Urban Outfitters reported third-quarter revenue of $862.5 million, up 4.5% year over year but about $7 million below the average analyst estimate. Total comparable store sales rose by just 1%, driven by strength at the company's namesake stores. Urban Outfitters stores registered a 5.2% comparable sales increase, while Free People and Anthropologie Group suffered declines of 1.5% and 2.7%, respectively.
Earnings per share (EPS) came in at $0.40, down from $0.42 during the prior-year period and $0.04 short of analyst expectations. Gross margin decreased slightly to 34.8%, and operating expenses rose by 10.5%, more than twice the rate of revenue growth. A lower tax rate and a reduced share count due to share buybacks helped boost per-share numbers, but that wasn't enough to prevent an EPS decline.
Urban Outfitters CEO Richard Hayne kept it brief: "I am pleased to announce our teams delivered record third quarter sales. These results were driven by the third consecutive quarter of positive Retail segment 'comps' and continued strength in our Wholesale segment."
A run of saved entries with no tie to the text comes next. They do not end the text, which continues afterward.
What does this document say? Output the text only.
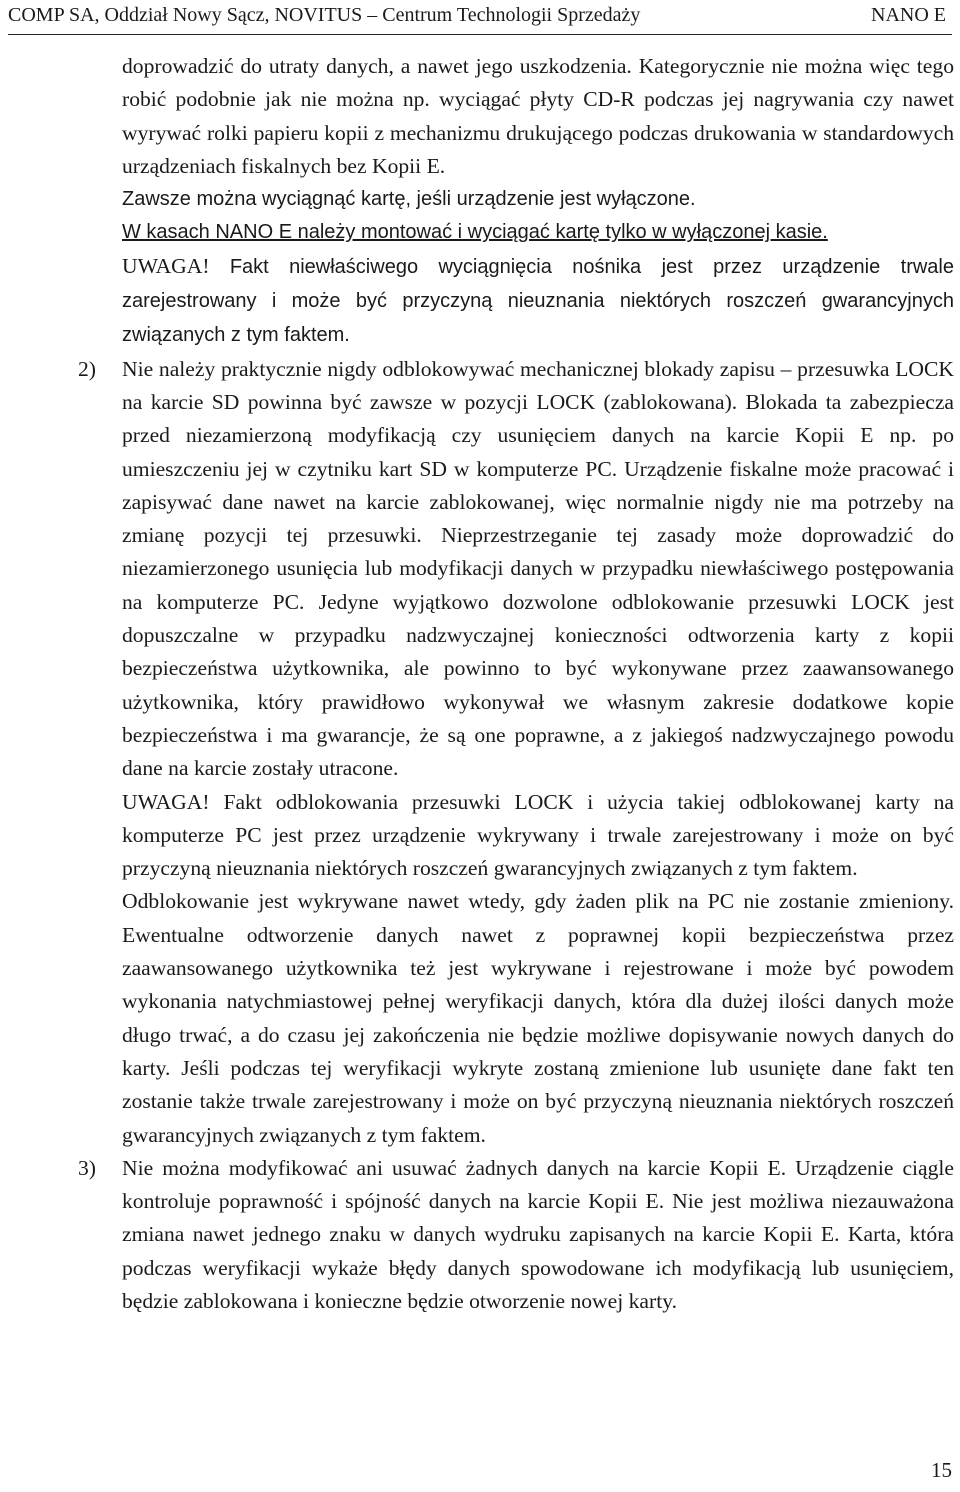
COMP SA, Oddział Nowy Sącz, NOVITUS – Centrum Technologii Sprzedaży	NANO E

doprowadzić do utraty danych, a nawet jego uszkodzenia. Kategorycznie nie można więc tego robić podobnie jak nie można np. wyciągać płyty CD-R podczas jej nagrywania czy nawet wyrywać rolki papieru kopii z mechanizmu drukującego podczas drukowania w standardowych urządzeniach fiskalnych bez Kopii E.

Zawsze można wyciągnąć kartę, jeśli urządzenie jest wyłączone.

W kasach NANO E należy montować i wyciągać kartę tylko w wyłączonej kasie.

UWAGA! Fakt niewłaściwego wyciągnięcia nośnika jest przez urządzenie trwale zarejestrowany i może być przyczyną nieuznania niektórych roszczeń gwarancyjnych związanych z tym faktem.

2) Nie należy praktycznie nigdy odblokowywać mechanicznej blokady zapisu – przesuwka LOCK na karcie SD powinna być zawsze w pozycji LOCK (zablokowana). Blokada ta zabezpiecza przed niezamierzoną modyfikacją czy usunięciem danych na karcie Kopii E np. po umieszczeniu jej w czytniku kart SD w komputerze PC. Urządzenie fiskalne może pracować i zapisywać dane nawet na karcie zablokowanej, więc normalnie nigdy nie ma potrzeby na zmianę pozycji tej przesuwki. Nieprzestrzeganie tej zasady może doprowadzić do niezamierzonego usunięcia lub modyfikacji danych w przypadku niewłaściwego postępowania na komputerze PC. Jedyne wyjątkowo dozwolone odblokowanie przesuwki LOCK jest dopuszczalne w przypadku nadzwyczajnej konieczności odtworzenia karty z kopii bezpieczeństwa użytkownika, ale powinno to być wykonywane przez zaawansowanego użytkownika, który prawidłowo wykonywał we własnym zakresie dodatkowe kopie bezpieczeństwa i ma gwarancje, że są one poprawne, a z jakiegoś nadzwyczajnego powodu dane na karcie zostały utracone.

UWAGA! Fakt odblokowania przesuwki LOCK i użycia takiej odblokowanej karty na komputerze PC jest przez urządzenie wykrywany i trwale zarejestrowany i może on być przyczyną nieuznania niektórych roszczeń gwarancyjnych związanych z tym faktem.

Odblokowanie jest wykrywane nawet wtedy, gdy żaden plik na PC nie zostanie zmieniony. Ewentualne odtworzenie danych nawet z poprawnej kopii bezpieczeństwa przez zaawansowanego użytkownika też jest wykrywane i rejestrowane i może być powodem wykonania natychmiastowej pełnej weryfikacji danych, która dla dużej ilości danych może długo trwać, a do czasu jej zakończenia nie będzie możliwe dopisywanie nowych danych do karty. Jeśli podczas tej weryfikacji wykryte zostaną zmienione lub usunięte dane fakt ten zostanie także trwale zarejestrowany i może on być przyczyną nieuznania niektórych roszczeń gwarancyjnych związanych z tym faktem.

3) Nie można modyfikować ani usuwać żadnych danych na karcie Kopii E. Urządzenie ciągle kontroluje poprawność i spójność danych na karcie Kopii E. Nie jest możliwa niezauważona zmiana nawet jednego znaku w danych wydruku zapisanych na karcie Kopii E. Karta, która podczas weryfikacji wykaże błędy danych spowodowane ich modyfikacją lub usunięciem, będzie zablokowana i konieczne będzie otworzenie nowej karty.

15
Urban Outfitters' disappointing results triggered an analyst downgrade from Wunderlich, which lowered its price target on the stock from $40 to $32, calling the company's results anemic. Weak sales at Free People and Anthropologie, as well as a slumping gross margin, are areas of concern.
Share buybacks and a lower tax rate saved Urban Outfitters from reporting a steeper decline in per-share earnings. The namesake stores are performing well, but the rest of the company is struggling to attract shoppers. Urban Outfitters will need to do better during the important holiday season in order to win back investors.